McFarland Dennis J, Wolpaw Jonathan R
Laboratory of Nervous System Disorders, Wadsworth Center, New York State Department of Health and State University of New York, Albany, NY 12201, USA.
IEEE Trans Neural Syst Rehabil Eng. 2005 Sep;13(3):372-9. doi: 10.1109/TNSRE.2005.848627.
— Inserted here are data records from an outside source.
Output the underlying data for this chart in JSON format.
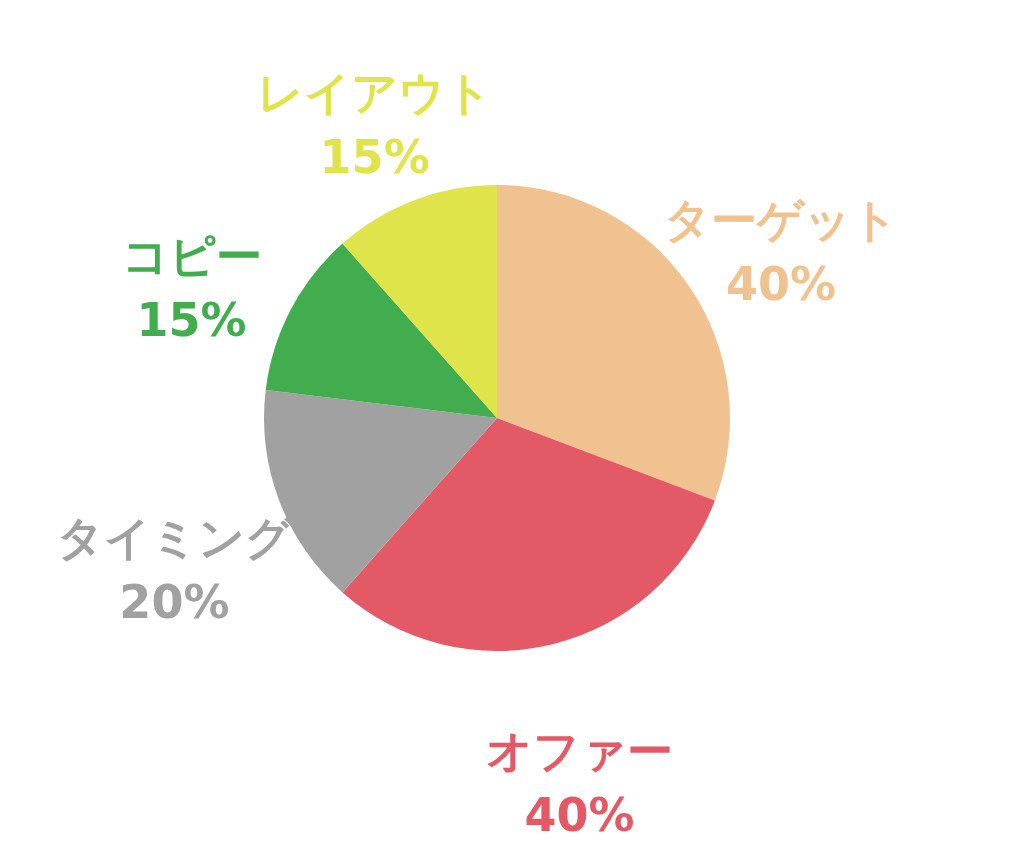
{
  "chart_data": {
    "type": "pie",
    "categories": [
      "ターゲット",
      "オファー",
      "タイミング",
      "コピー",
      "レイアウト"
    ],
    "values": [
      40,
      40,
      20,
      15,
      15
    ],
    "value_labels": [
      "40%",
      "40%",
      "20%",
      "15%",
      "15%"
    ],
    "colors": [
      "#efc28f",
      "#e35a66",
      "#a0a1a0",
      "#42ad4f",
      "#dfe44a"
    ]
  }
}
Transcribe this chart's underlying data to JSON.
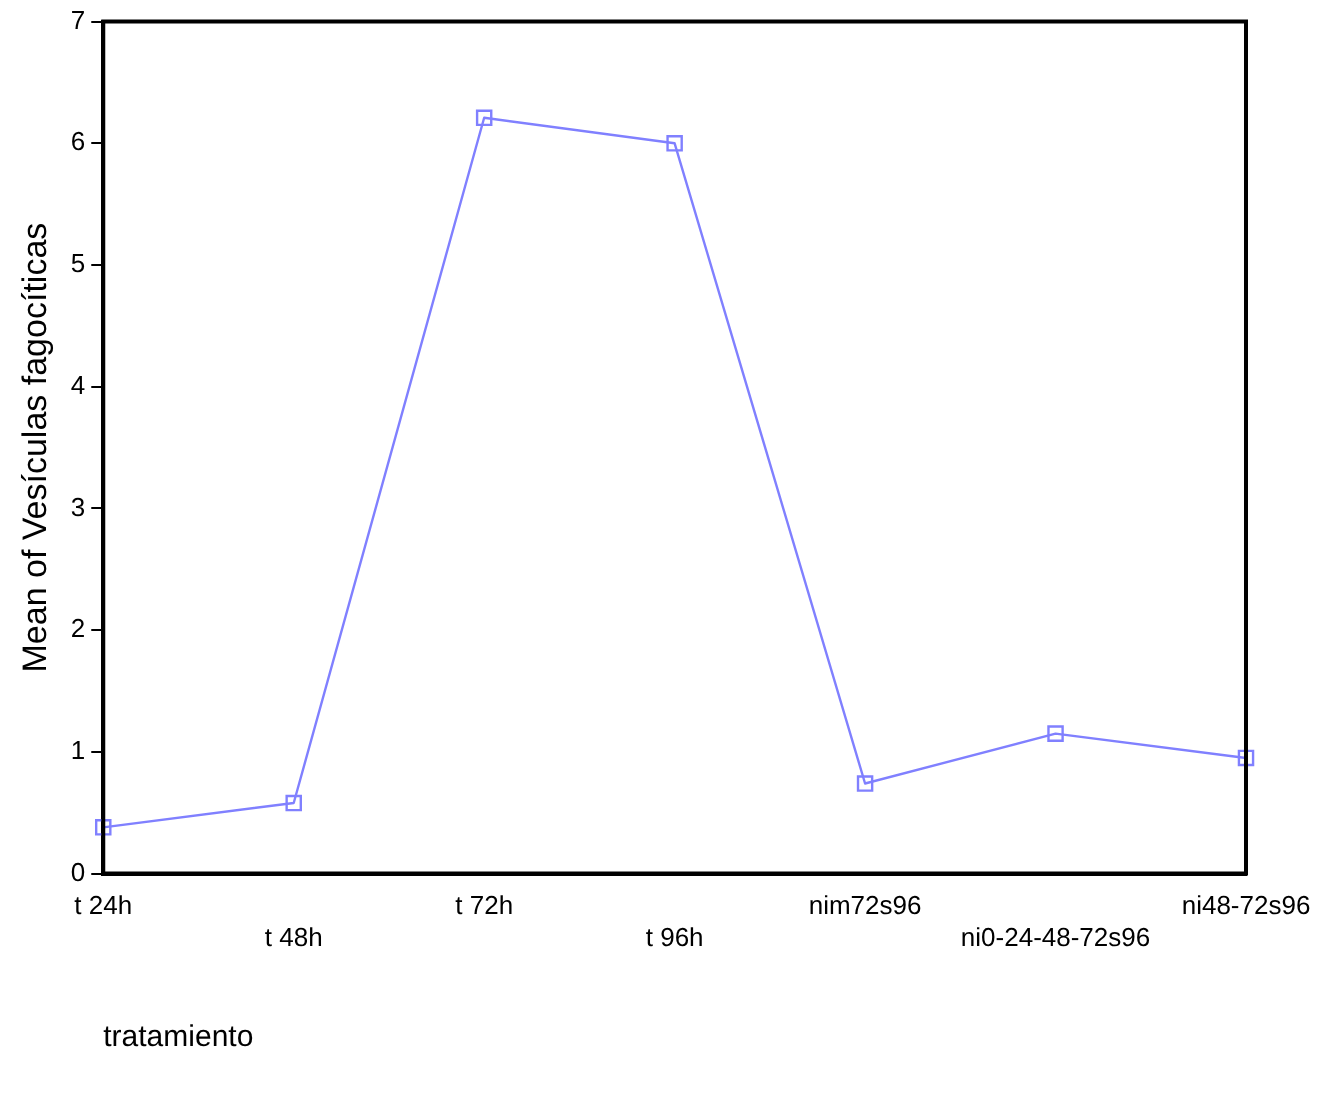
{
  "chart_data": {
    "type": "line",
    "xlabel": "tratamiento",
    "ylabel": "Mean of Vesículas fagocíticas",
    "categories": [
      "t 24h",
      "t 48h",
      "t 72h",
      "t 96h",
      "nim72s96",
      "ni0-24-48-72s96",
      "ni48-72s96"
    ],
    "series": [
      {
        "color": "#8080ff",
        "values": [
          0.38,
          0.58,
          6.21,
          6.0,
          0.74,
          1.15,
          0.95
        ]
      }
    ],
    "ylim": [
      0,
      7
    ],
    "yticks": [
      0,
      1,
      2,
      3,
      4,
      5,
      6,
      7
    ],
    "grid": false,
    "legend": false,
    "marker": "square",
    "line_style": "solid"
  }
}
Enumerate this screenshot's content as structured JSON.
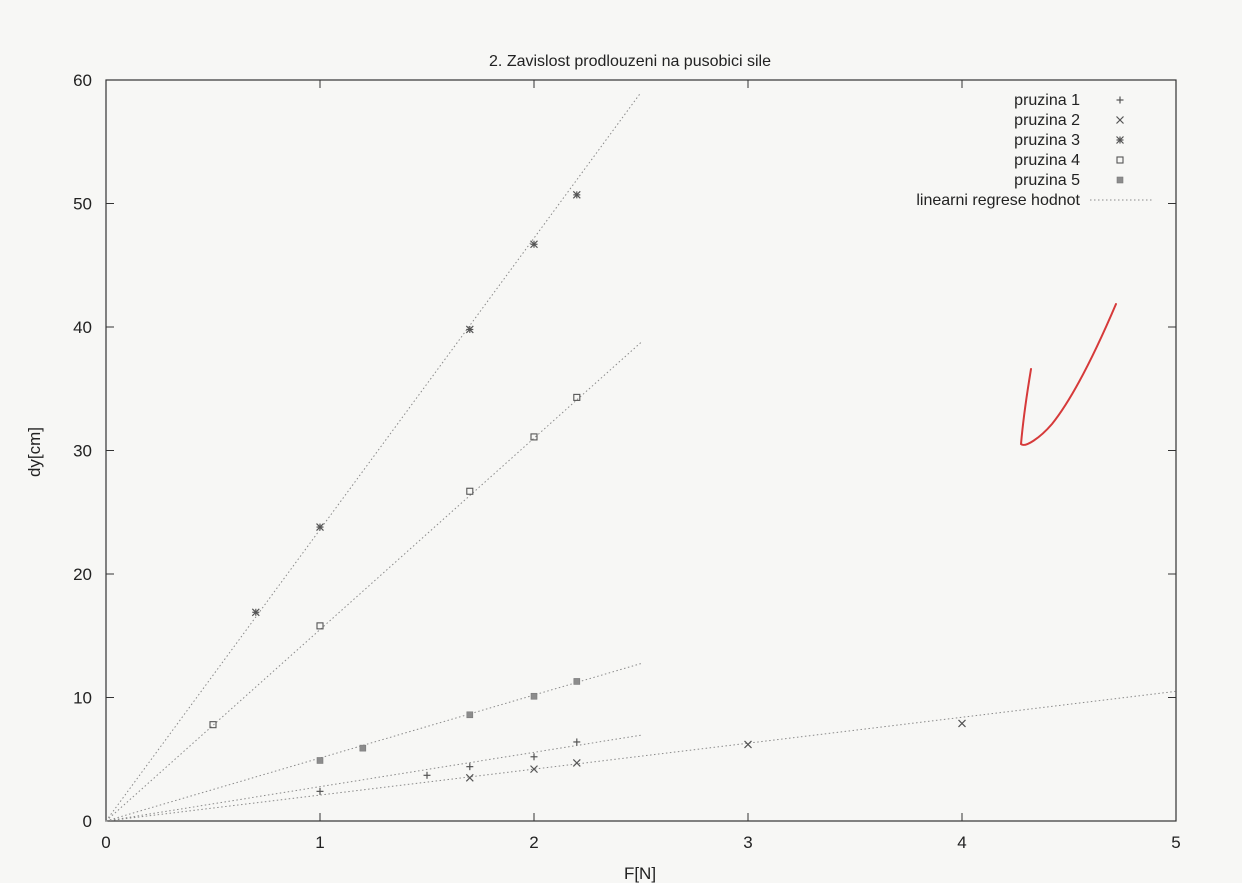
{
  "chart_data": {
    "type": "scatter",
    "title": "2. Zavislost prodlouzeni na pusobici sile",
    "xlabel": "F[N]",
    "ylabel": "dy[cm]",
    "xlim": [
      0,
      5
    ],
    "ylim": [
      0,
      60
    ],
    "xticks": [
      "0",
      "1",
      "2",
      "3",
      "4",
      "5"
    ],
    "yticks": [
      "0",
      "10",
      "20",
      "30",
      "40",
      "50",
      "60"
    ],
    "grid": false,
    "legend_position": "top-right",
    "series": [
      {
        "name": "pruzina 1",
        "marker": "plus",
        "x": [
          1.0,
          1.5,
          1.7,
          2.0,
          2.2
        ],
        "y": [
          2.4,
          3.7,
          4.4,
          5.2,
          6.4
        ],
        "fit": {
          "slope": 2.78,
          "x_end": 2.5
        }
      },
      {
        "name": "pruzina 2",
        "marker": "cross",
        "x": [
          1.7,
          2.0,
          2.2,
          3.0,
          4.0
        ],
        "y": [
          3.5,
          4.2,
          4.7,
          6.2,
          7.9
        ],
        "fit": {
          "slope": 2.1,
          "x_end": 5.0
        }
      },
      {
        "name": "pruzina 3",
        "marker": "star",
        "x": [
          0.7,
          1.0,
          1.7,
          2.0,
          2.2
        ],
        "y": [
          16.9,
          23.8,
          39.8,
          46.7,
          50.7
        ],
        "fit": {
          "slope": 23.6,
          "x_end": 2.5
        }
      },
      {
        "name": "pruzina 4",
        "marker": "open-square",
        "x": [
          0.5,
          1.0,
          1.7,
          2.0,
          2.2
        ],
        "y": [
          7.8,
          15.8,
          26.7,
          31.1,
          34.3
        ],
        "fit": {
          "slope": 15.5,
          "x_end": 2.5
        }
      },
      {
        "name": "pruzina 5",
        "marker": "filled-square",
        "x": [
          1.0,
          1.2,
          1.7,
          2.0,
          2.2
        ],
        "y": [
          4.9,
          5.9,
          8.6,
          10.1,
          11.3
        ],
        "fit": {
          "slope": 5.1,
          "x_end": 2.5
        }
      }
    ],
    "regression_legend": "linearni regrese hodnot",
    "colors": {
      "marker": "#555555",
      "fit_line": "#8a8a8a",
      "axis": "#333333",
      "annotation": "#d63a3a"
    }
  }
}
People can learn to control electroencephalogram (EEG) features consisting of sensorimotor rhythm amplitudes and can use this control to move a cursor in one or two dimensions to a target on a screen. In the standard one-dimensional application, the cursor moves horizontally from left to right at a fixed rate while vertical cursor movement is continuously controlled by sensorimotor rhythm amplitude. The right edge of the screen is divided among 2-6 targets, and the user's goal is to control vertical cursor movement so that the cursor hits the correct target when it reaches the right edge. Up to the present, vertical cursor movement has been a linear function of amplitude in a specific frequency band [i.e., 8-12 Hz (mu) or 18-26 Hz (beta)] over left and/or right sensorimotor cortex. The present study evaluated the effect of controlling cursor movement with a weighted combination of these amplitudes in which the weights were determined by an regression algorithm on the basis of the user's past performance. Analyses of data obtained from a representative set of trained users indicated that weighted combinations of sensorimotor rhythm amplitudes could support cursor control significantly superior to that provided by a single feature. Inclusion of an interaction term further improved performance. Subsequent online testing of the regression algorithm confirmed the improved performance predicted by the offline analyses. The results demonstrate the substantial value for brain-computer interface applications of simple multivariate linear algorithms. In contrast to many classification algorithms, such linear algorithms can easily incorporate multiple signal features, can readily adapt to changes in the user's control of these features, and can accommodate additional targets without major modifications.
人们可以学会控制由感觉运动节律幅度组成的脑电图(EEG)特征,并利用这种控制在一维或二维中将光标移动到屏幕上的目标位置。在标准的一维应用中,光标以固定速率从左到右水平移动,而垂直光标移动则由感觉运动节律幅度持续控制。屏幕的右边缘被划分为2至6个目标区域,用户的目标是控制垂直光标移动,以便光标在到达右边缘时击中正确的目标区域。到目前为止,垂直光标移动一直是特定频段[即8 - 12赫兹(μ波)或18 - 26赫兹(β波)]上左和/或右感觉运动皮层幅度的线性函数。本研究评估了使用这些幅度的加权组合来控制光标移动的效果,其中权重由回归算法根据用户过去的表现来确定。对一组具有代表性的训练用户所获得的数据进行分析表明,感觉运动节律幅度的加权组合能够支持光标控制,其效果显著优于单一特征所提供的控制效果。纳入交互项进一步提高了性能。随后对回归算法进行的在线测试证实了离线分析所预测的性能提升。结果证明了简单多元线性算法在脑机接口应用中的巨大价值。与许多分类算法不同,这种线性算法可以轻松纳入多个信号特征,能够很容易地适应用户对这些特征控制的变化,并且无需进行重大修改就能适应额外的目标。